3. Run cells sequentially.


In [None]:
# Install dependencies (run once in a fresh environment)
!pip install -r requirements.txt


## Authentication

If you run this locally and plan to use Vertex AI, authenticate with Google Cloud:

```bash
gcloud auth login
gcloud config set project <YOUR_PROJECT_ID>
gcloud auth application-default login
```


In [None]:
# Imports
import os
import pandas as pd
import numpy as np
import torch
from sklearn.model_selection import train_test_split

print('imports ok')


## Configuration — update these variables
Fill your Google Cloud project, GCS bucket, and dataset path here.


In [None]:
PROJECT_ID = '<YOUR_PROJECT_ID>'
GCS_BUCKET = 'gs://<YOUR_BUCKET>'
LOCAL_DATA_PATH = 'data/your_dataset.csv'  # update

print(PROJECT_ID, GCS_BUCKET, LOCAL_DATA_PATH)


## Load data (placeholder)
Replace this with code to load your CSV/Parquet.


In [None]:
# Example placeholder for loading a CSV
# df = pd.read_csv(LOCAL_DATA_PATH)
# print(df.head())

# Sample synthetic data for quick test
from sklearn.datasets import load_iris
iris = load_iris(as_frame=True)
df = iris.frame
print(df.shape)
df.head()


## Preprocess and split
Add your feature engineering and train/test split here.


In [None]:
# Example train/test split
X = df.drop(columns=['target'])
y = df['target']
X_train, X_test, y_train, y_test = train_test_split(X, y, test_size=0.2, random_state=42)
print(X_train.shape, X_test.shape)


## Model training (PyTorch placeholder)
Replace this with your model architecture and training loop.


In [None]:
import torch.nn as nn

class SimpleNet(nn.Module):
    def __init__(self, in_dim, out_dim):
        super().__init__()
        self.net = nn.Sequential(
            nn.Linear(in_dim, 64),
            nn.ReLU(),
            nn.Linear(64, out_dim)
        )
    def forward(self, x):
        return self.net(x)

# Dummy example — convert pandas to tensors when using real data
in_dim = X_train.shape[1]
out_dim = len(set(y_train))
model = SimpleNet(in_dim, out_dim)
print(model)


## Save model artifact (placeholder)
Save your trained model and upload to GCS if you plan to deploy via Vertex AI.


In [None]:
# Example: save PyTorch model locally
# torch.save(model.state_dict(), 'model.pt')
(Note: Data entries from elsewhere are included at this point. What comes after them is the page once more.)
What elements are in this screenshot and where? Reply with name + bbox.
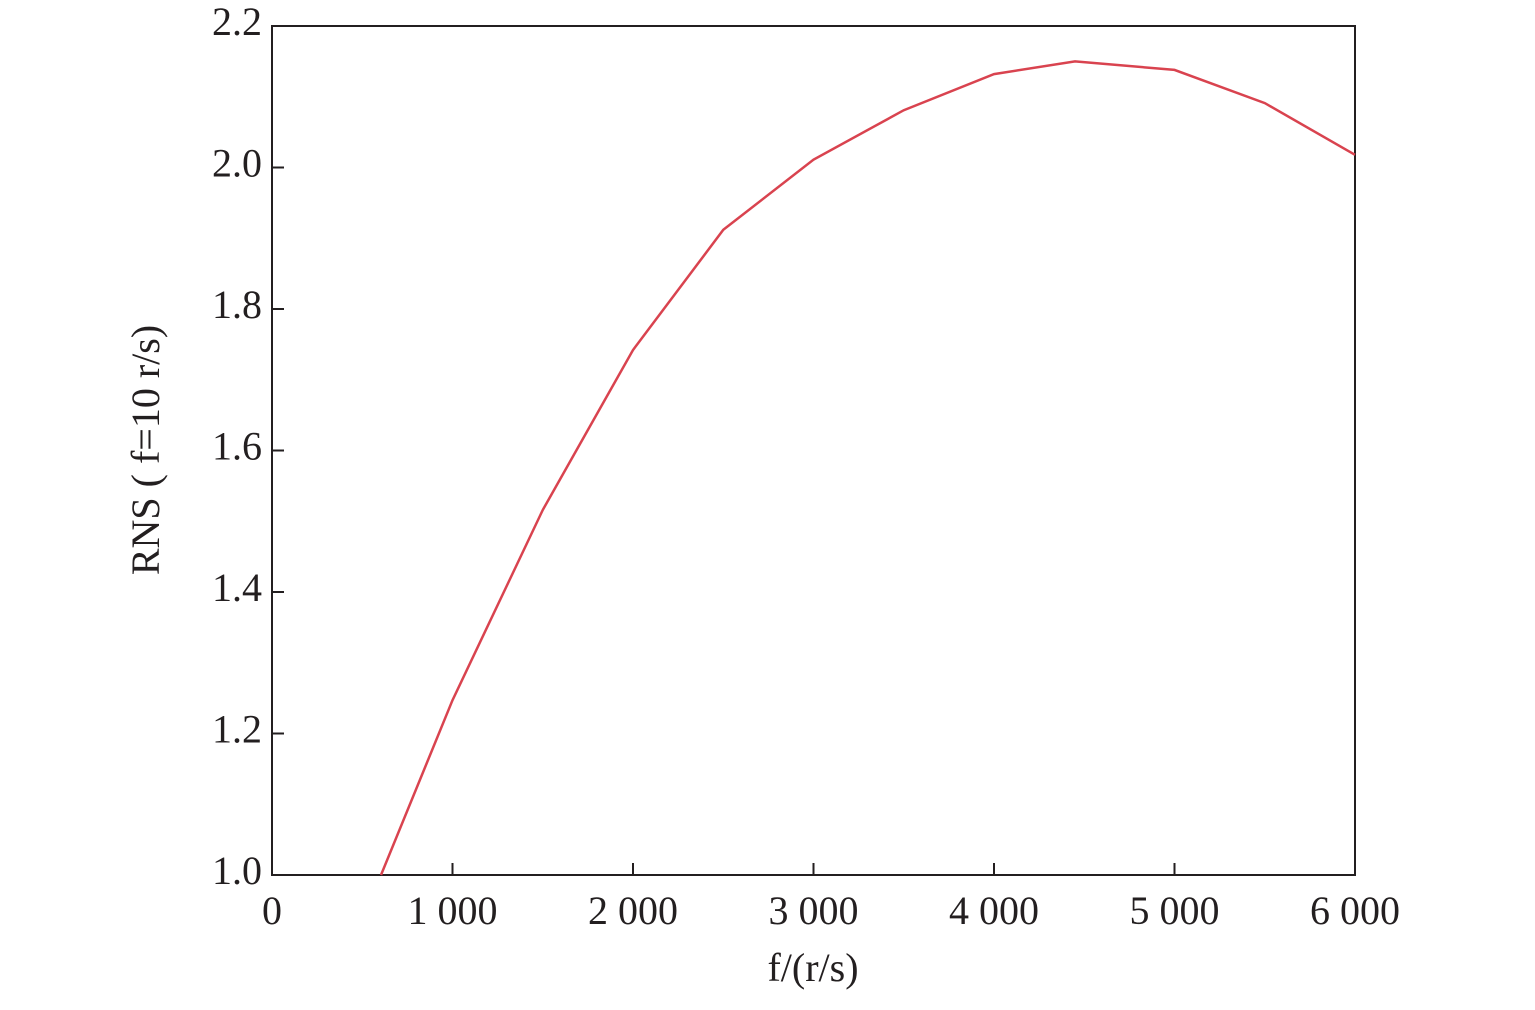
y-tick-label: 1.6 <box>212 424 262 469</box>
x-tick-label: 2 000 <box>588 888 678 933</box>
plot-frame <box>271 25 1356 876</box>
x-tick-label: 4 000 <box>949 888 1039 933</box>
x-axis-label: f/(r/s) <box>767 945 858 990</box>
y-tick-label: 1.8 <box>212 282 262 327</box>
y-tick-label: 2.2 <box>212 0 262 44</box>
x-tick-label: 1 000 <box>408 888 498 933</box>
x-tick-label: 5 000 <box>1130 888 1220 933</box>
y-axis-label: RNS ( f=10 r/s) <box>123 325 168 575</box>
y-tick-label: 1.4 <box>212 565 262 610</box>
x-tick-label: 6 000 <box>1310 888 1400 933</box>
x-tick-label: 0 <box>262 888 282 933</box>
y-tick-label: 1.2 <box>212 707 262 752</box>
y-tick-label: 2.0 <box>212 141 262 186</box>
x-tick-label: 3 000 <box>769 888 859 933</box>
line <box>379 60 1356 876</box>
y-tick-label: 1.0 <box>212 848 262 893</box>
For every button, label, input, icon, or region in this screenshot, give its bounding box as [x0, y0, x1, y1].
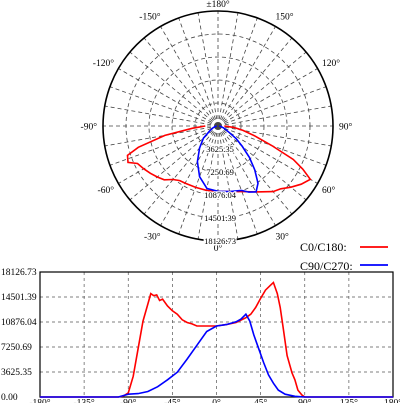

## Vertex AI: submit training job (high-level example)
This is a high-level example using `google-cloud-aiplatform`. Replace with your own training container or script.


In [None]:
from google.cloud import aiplatform

# Initialize the client (make sure PROJECT_ID set above)
aiplatform.init(project=PROJECT_ID, location='us-central1')
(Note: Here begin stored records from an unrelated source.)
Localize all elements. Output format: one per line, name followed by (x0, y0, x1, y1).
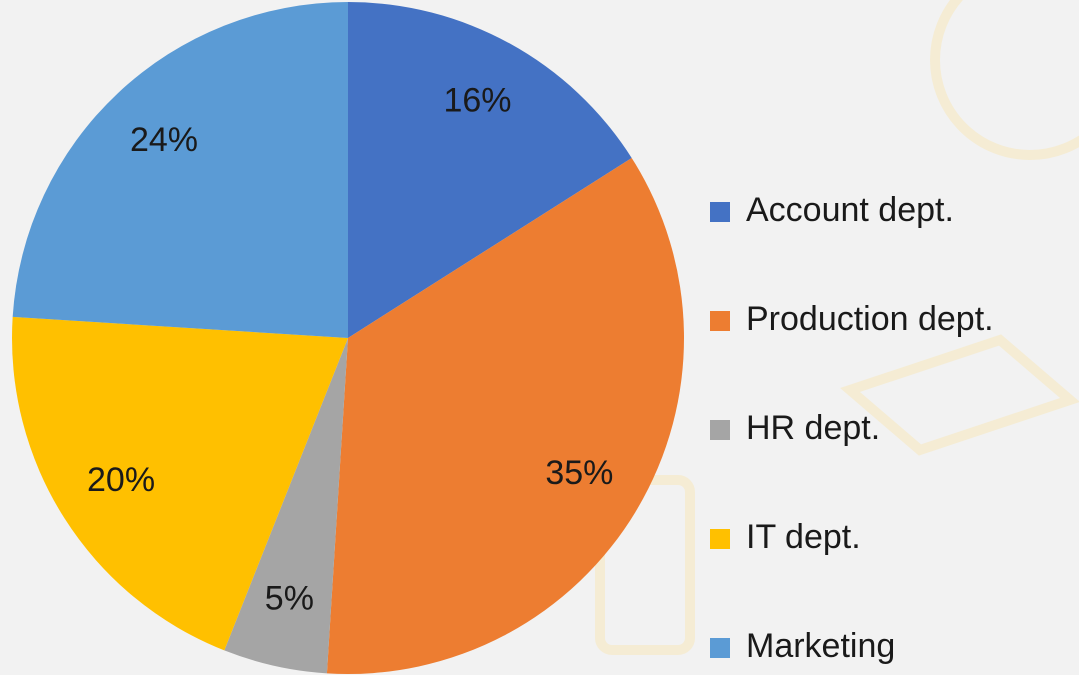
data-label: 16% (443, 81, 511, 119)
pie-slice (224, 338, 348, 674)
legend-label: Account dept. (746, 191, 954, 229)
legend-swatch (710, 529, 730, 549)
pie-slice (12, 2, 348, 338)
data-label: 5% (265, 579, 314, 617)
legend-label: Production dept. (746, 300, 994, 338)
legend-label: HR dept. (746, 409, 880, 447)
data-label: 20% (87, 461, 155, 499)
legend-swatch (710, 202, 730, 222)
legend-label: Marketing (746, 627, 895, 665)
legend-label: IT dept. (746, 518, 861, 556)
pie-slice (326, 157, 684, 674)
pie-slice (348, 2, 632, 338)
legend-swatch (710, 638, 730, 658)
data-label: 35% (545, 454, 613, 492)
pie-slice (12, 316, 349, 651)
legend-swatch (710, 311, 730, 331)
data-label: 24% (130, 121, 198, 159)
legend-swatch (710, 420, 730, 440)
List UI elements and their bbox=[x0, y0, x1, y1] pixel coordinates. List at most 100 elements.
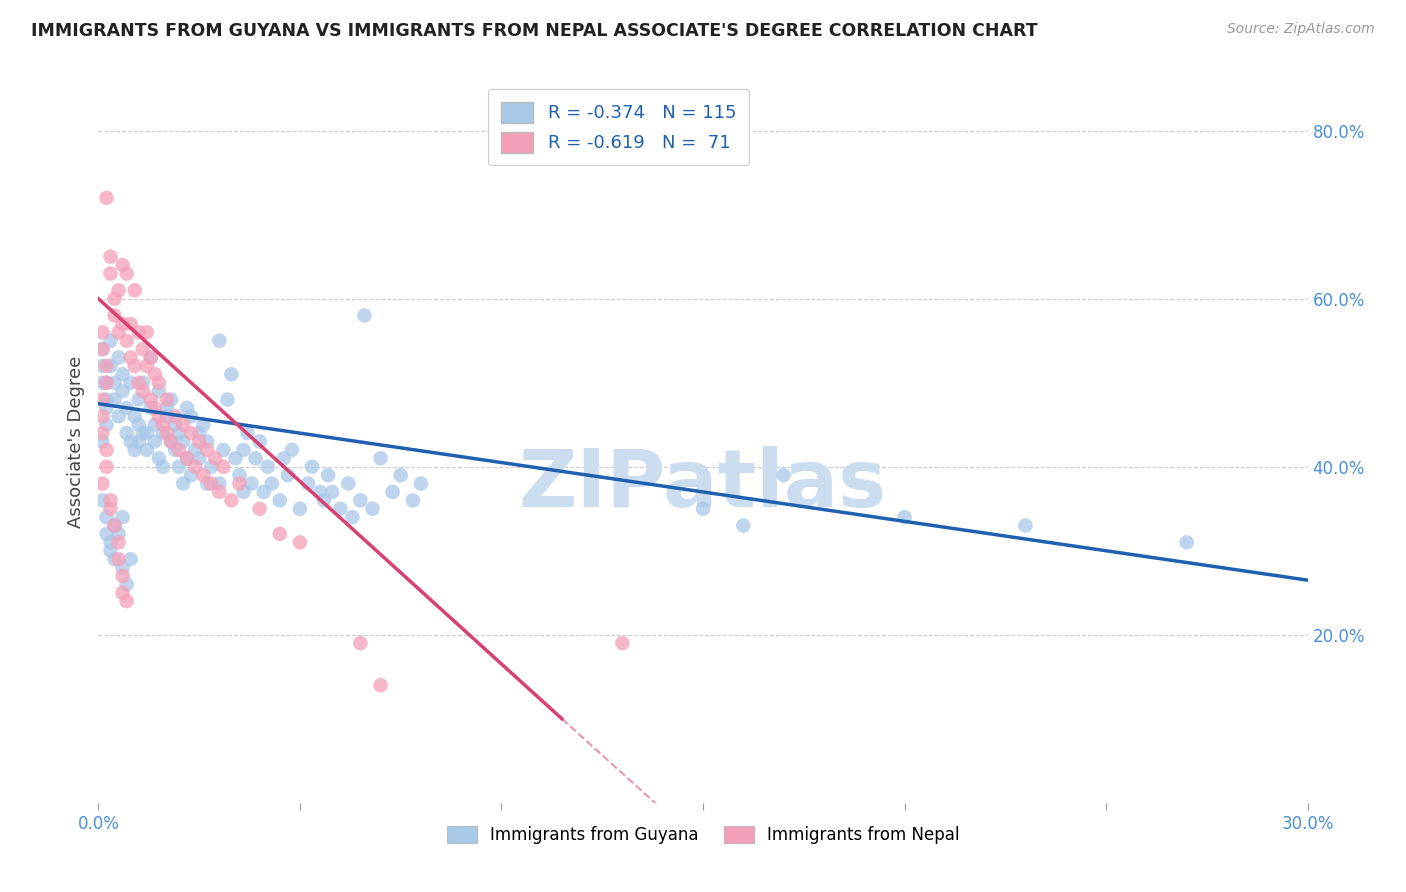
Point bbox=[1175, 535, 1198, 549]
Point bbox=[240, 476, 263, 491]
Point bbox=[139, 351, 162, 365]
Point bbox=[249, 501, 271, 516]
Point bbox=[139, 401, 162, 415]
Point bbox=[111, 569, 134, 583]
Point bbox=[91, 392, 114, 407]
Point bbox=[107, 326, 129, 340]
Point bbox=[1014, 518, 1036, 533]
Point bbox=[128, 434, 150, 449]
Point bbox=[111, 368, 134, 382]
Point bbox=[208, 334, 231, 348]
Point bbox=[103, 376, 125, 390]
Point bbox=[100, 535, 122, 549]
Point bbox=[96, 510, 118, 524]
Point bbox=[100, 543, 122, 558]
Point bbox=[103, 518, 125, 533]
Point bbox=[167, 442, 190, 457]
Point bbox=[148, 409, 170, 424]
Point bbox=[349, 636, 371, 650]
Point bbox=[100, 493, 122, 508]
Point bbox=[103, 518, 125, 533]
Point bbox=[107, 527, 129, 541]
Point bbox=[91, 476, 114, 491]
Point bbox=[232, 485, 254, 500]
Point bbox=[772, 468, 794, 483]
Point bbox=[139, 392, 162, 407]
Point bbox=[389, 468, 412, 483]
Point bbox=[96, 191, 118, 205]
Point bbox=[269, 493, 291, 508]
Point bbox=[96, 442, 118, 457]
Point bbox=[107, 351, 129, 365]
Point bbox=[91, 342, 114, 356]
Point bbox=[172, 476, 194, 491]
Point bbox=[100, 250, 122, 264]
Point bbox=[135, 359, 157, 373]
Point bbox=[269, 527, 291, 541]
Point bbox=[91, 409, 114, 424]
Point bbox=[107, 283, 129, 297]
Point bbox=[103, 552, 125, 566]
Point bbox=[228, 476, 250, 491]
Point bbox=[152, 459, 174, 474]
Point bbox=[124, 409, 146, 424]
Point bbox=[143, 417, 166, 432]
Point bbox=[100, 267, 122, 281]
Point bbox=[184, 442, 207, 457]
Point bbox=[132, 342, 155, 356]
Point bbox=[96, 459, 118, 474]
Point bbox=[160, 434, 183, 449]
Point bbox=[152, 426, 174, 441]
Point bbox=[353, 309, 375, 323]
Point bbox=[160, 392, 183, 407]
Point bbox=[249, 434, 271, 449]
Point bbox=[232, 442, 254, 457]
Point bbox=[256, 459, 278, 474]
Point bbox=[120, 376, 142, 390]
Point bbox=[200, 476, 222, 491]
Point bbox=[893, 510, 915, 524]
Point bbox=[115, 594, 138, 608]
Point bbox=[132, 376, 155, 390]
Point bbox=[124, 283, 146, 297]
Point bbox=[120, 434, 142, 449]
Point bbox=[91, 376, 114, 390]
Point bbox=[115, 334, 138, 348]
Point bbox=[111, 586, 134, 600]
Point bbox=[111, 560, 134, 574]
Point bbox=[224, 451, 246, 466]
Point bbox=[91, 359, 114, 373]
Point bbox=[107, 552, 129, 566]
Point bbox=[208, 485, 231, 500]
Point bbox=[103, 392, 125, 407]
Point bbox=[100, 334, 122, 348]
Point bbox=[96, 527, 118, 541]
Point bbox=[342, 510, 364, 524]
Point bbox=[370, 678, 392, 692]
Point bbox=[221, 493, 243, 508]
Point bbox=[128, 417, 150, 432]
Point bbox=[115, 426, 138, 441]
Point bbox=[200, 459, 222, 474]
Point bbox=[301, 459, 323, 474]
Point bbox=[180, 468, 202, 483]
Point bbox=[733, 518, 755, 533]
Point bbox=[111, 317, 134, 331]
Point bbox=[103, 309, 125, 323]
Point bbox=[253, 485, 276, 500]
Point bbox=[103, 292, 125, 306]
Point bbox=[91, 493, 114, 508]
Point bbox=[167, 459, 190, 474]
Point bbox=[96, 392, 118, 407]
Point bbox=[120, 552, 142, 566]
Point bbox=[217, 392, 239, 407]
Point bbox=[337, 476, 360, 491]
Point bbox=[172, 417, 194, 432]
Point bbox=[288, 501, 311, 516]
Point bbox=[111, 384, 134, 398]
Point bbox=[128, 376, 150, 390]
Point bbox=[148, 376, 170, 390]
Point bbox=[163, 409, 186, 424]
Point bbox=[195, 434, 218, 449]
Point bbox=[309, 485, 332, 500]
# Example: create a custom job (this is a high-level template)
# job = aiplatform.CustomJob.from_local_script(
#     display_name='pytorch-train',
#     script_path='train.py',
#     container_uri='gcr.io/your-project/your-train-image',
#     args=['--epochs', '10'],
#     replica_count=1,
# )
# job.run(sync=True)

print('Vertex AI client initialized (template)')
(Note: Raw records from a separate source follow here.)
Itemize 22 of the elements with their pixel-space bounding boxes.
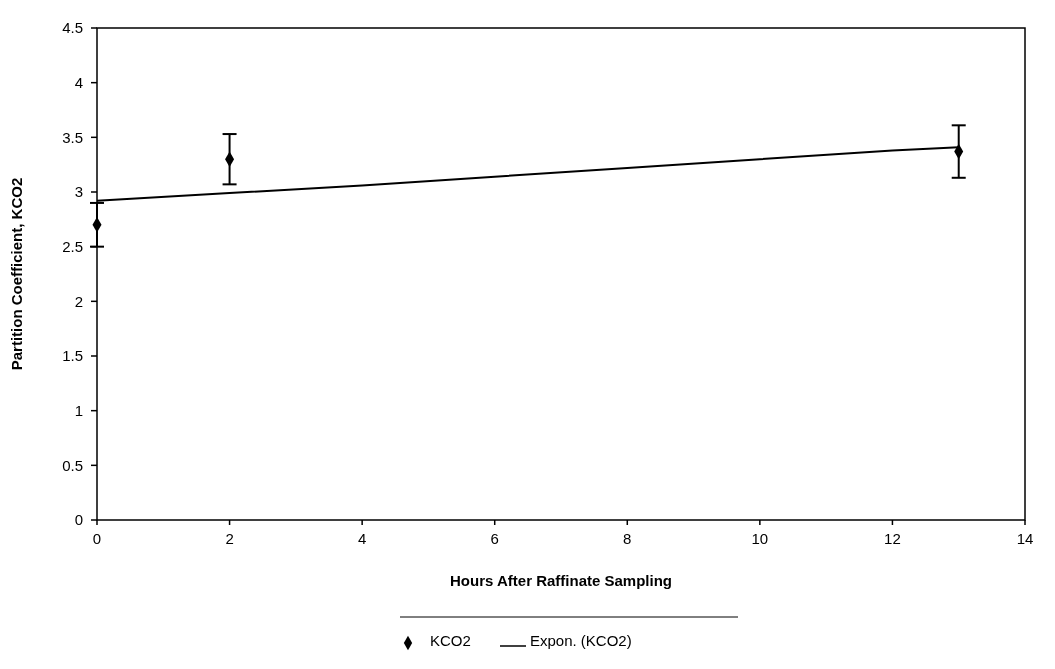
y-tick-label: 0.5 <box>62 456 83 474</box>
y-tick-label: 2 <box>74 292 83 310</box>
y-tick-label: 4 <box>74 73 83 91</box>
y-axis-title: Partition Coefficient, KCO2 <box>8 177 25 371</box>
x-tick-label: 12 <box>884 530 901 547</box>
legend-label: KCO2 <box>430 632 471 650</box>
legend-label: Expon. (KCO2) <box>530 632 632 650</box>
x-tick-label: 8 <box>623 530 632 547</box>
y-tick-label: 2.5 <box>62 237 83 255</box>
x-tick-label: 6 <box>490 530 499 547</box>
y-tick-label: 3.5 <box>62 128 83 146</box>
x-tick-label: 4 <box>357 530 367 547</box>
x-tick-label: 14 <box>1016 530 1034 547</box>
y-tick-label: 0 <box>74 511 83 529</box>
x-tick-label: 2 <box>225 530 234 547</box>
y-tick-label: 1 <box>74 401 83 419</box>
x-tick-label: 0 <box>92 530 102 547</box>
y-tick-label: 4.5 <box>62 19 83 37</box>
y-tick-label: 3 <box>74 183 83 201</box>
x-axis-title: Hours After Raffinate Sampling <box>450 572 672 589</box>
y-tick-label: 1.5 <box>62 347 83 365</box>
x-tick-label: 10 <box>751 530 769 547</box>
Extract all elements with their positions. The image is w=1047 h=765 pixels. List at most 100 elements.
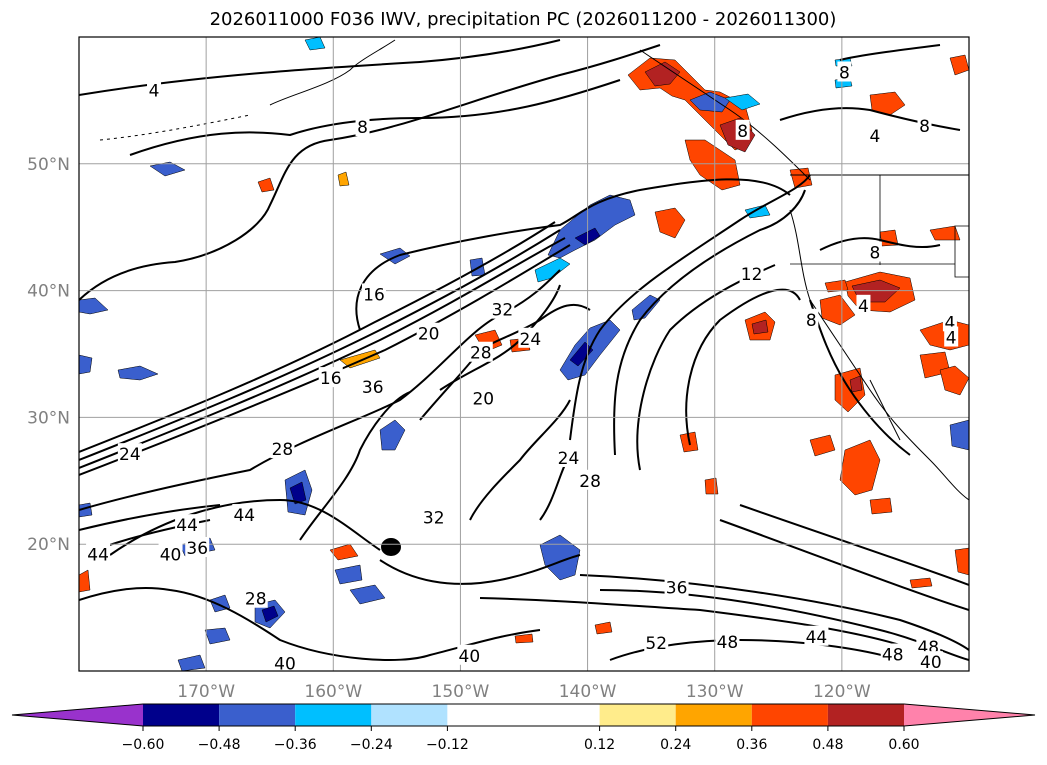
iwv-contour bbox=[579, 574, 969, 651]
colorbar-tick-label: 0.36 bbox=[736, 737, 767, 753]
precip-patch bbox=[261, 605, 279, 623]
iwv-contour bbox=[129, 79, 621, 156]
precip-patch bbox=[644, 61, 681, 87]
colorbar-tick-label: 0.60 bbox=[888, 737, 919, 753]
contour-label-bg bbox=[421, 506, 446, 527]
contour-label: 36 bbox=[362, 378, 384, 398]
alaska-peninsula-coast bbox=[269, 39, 396, 106]
contour-label: 36 bbox=[666, 578, 688, 598]
precip-patch bbox=[334, 564, 363, 585]
contour-label: 28 bbox=[579, 472, 601, 492]
colorbar-tick-label: −0.24 bbox=[350, 737, 393, 753]
lon-tick-label: 150°W bbox=[432, 682, 490, 702]
contour-label: 44 bbox=[233, 506, 255, 526]
contour-label-bg bbox=[735, 119, 750, 140]
contour-label: 36 bbox=[186, 539, 208, 559]
precip-patch bbox=[204, 627, 231, 645]
contour-label-bg bbox=[185, 537, 210, 558]
contour-label: 40 bbox=[920, 653, 942, 673]
coastlines bbox=[99, 39, 969, 501]
contour-label-bg bbox=[917, 114, 932, 135]
iwv-contour bbox=[79, 39, 561, 96]
precip-patch bbox=[751, 319, 769, 335]
contour-label: 48 bbox=[882, 646, 904, 666]
precip-patch bbox=[534, 257, 571, 283]
contour-label-bg bbox=[175, 514, 200, 535]
colorbar-segment bbox=[827, 704, 904, 726]
precip-patch bbox=[349, 584, 386, 605]
state-border bbox=[954, 225, 969, 278]
iwv-contour bbox=[79, 504, 221, 531]
contour-label: 4 bbox=[149, 81, 160, 101]
iwv-contour bbox=[739, 504, 969, 586]
baja-california bbox=[869, 379, 901, 441]
contour-label: 40 bbox=[274, 654, 296, 674]
contour-label-bg bbox=[867, 241, 882, 262]
precip-patch bbox=[704, 477, 719, 495]
colorbar-segment bbox=[675, 704, 752, 726]
contour-label: 8 bbox=[839, 64, 850, 84]
contour-label: 44 bbox=[176, 516, 198, 536]
iwv-contour bbox=[79, 237, 566, 469]
colorbar-segment bbox=[751, 704, 828, 726]
contour-label-bg bbox=[715, 630, 740, 651]
contour-label-bg bbox=[867, 124, 882, 145]
contour-label-bg bbox=[355, 116, 370, 137]
iwv-closed-contour bbox=[381, 538, 401, 556]
colorbar-tick-label: −0.60 bbox=[122, 737, 165, 753]
iwv-contour bbox=[719, 519, 969, 611]
colorbar-segment bbox=[599, 704, 676, 726]
iwv-contour bbox=[379, 554, 581, 585]
bc-coast bbox=[639, 49, 811, 181]
contour-label: 8 bbox=[870, 244, 881, 264]
contour-label: 8 bbox=[919, 117, 930, 137]
precip-patch bbox=[329, 543, 359, 561]
contour-label: 16 bbox=[363, 285, 385, 305]
contour-label-bg bbox=[918, 651, 943, 671]
precip-patch bbox=[304, 37, 326, 51]
precip-patch bbox=[539, 534, 581, 581]
precip-patch bbox=[819, 294, 856, 326]
contour-label-bg bbox=[147, 79, 162, 100]
contour-label-bg bbox=[804, 308, 819, 329]
colorbar-tick-label: −0.12 bbox=[426, 737, 469, 753]
lon-tick-label: 160°W bbox=[304, 682, 362, 702]
contour-label: 28 bbox=[245, 590, 267, 610]
aleutian-islands bbox=[99, 114, 251, 141]
colorbar-tick-label: −0.48 bbox=[198, 737, 241, 753]
contour-label: 12 bbox=[741, 265, 763, 285]
precip-patch bbox=[849, 375, 863, 393]
contour-label-bg bbox=[518, 327, 543, 348]
lat-tick-label: 50°N bbox=[27, 155, 70, 175]
precip-patch bbox=[337, 171, 350, 187]
gridlines bbox=[79, 37, 969, 671]
contour-label: 24 bbox=[520, 330, 542, 350]
precip-patch bbox=[929, 225, 961, 241]
contour-label: 20 bbox=[418, 325, 440, 345]
contour-label: 48 bbox=[717, 633, 739, 653]
map-title: 2026011000 F036 IWV, precipitation PC (2… bbox=[210, 9, 837, 30]
colorbar-segment bbox=[447, 704, 600, 726]
colorbar-tick-label: 0.48 bbox=[812, 737, 843, 753]
axis-labels: 50°N 40°N 30°N 20°N 170°W 160°W 150°W 140°W 130°… bbox=[27, 155, 871, 702]
lon-tick-label: 140°W bbox=[559, 682, 617, 702]
lon-tick-label: 170°W bbox=[177, 682, 235, 702]
precip-patch bbox=[654, 207, 686, 239]
contour-label-bg bbox=[86, 543, 111, 564]
iwv-contour bbox=[79, 229, 561, 461]
contour-label: 4 bbox=[946, 329, 957, 349]
contour-label-bg bbox=[664, 576, 689, 597]
contour-label: 44 bbox=[87, 545, 109, 565]
precip-patch bbox=[339, 349, 381, 369]
precip-patch bbox=[547, 194, 636, 259]
contour-label-bg bbox=[243, 587, 268, 608]
contour-label-bg bbox=[578, 469, 603, 490]
contour-label-bg bbox=[270, 438, 295, 459]
precip-patch bbox=[839, 439, 881, 496]
precip-patch bbox=[79, 569, 91, 593]
contour-label-bg bbox=[942, 311, 957, 332]
contour-label-bg bbox=[468, 341, 493, 362]
map-background bbox=[79, 37, 969, 671]
contour-label-bg bbox=[739, 263, 764, 284]
lat-tick-label: 40°N bbox=[27, 282, 70, 302]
## Vertex AI: deploy model (high-level)
After training and creating a model resource, you can deploy it to an endpoint. See Google Cloud docs for exact commands.


## Notes & Next steps
- Replace placeholders with real scripts and data.
- Use `requirements.txt` to install dependencies.
- For reproducible pipelines, consider packaging training code into a container and using Vertex AI Pipelines.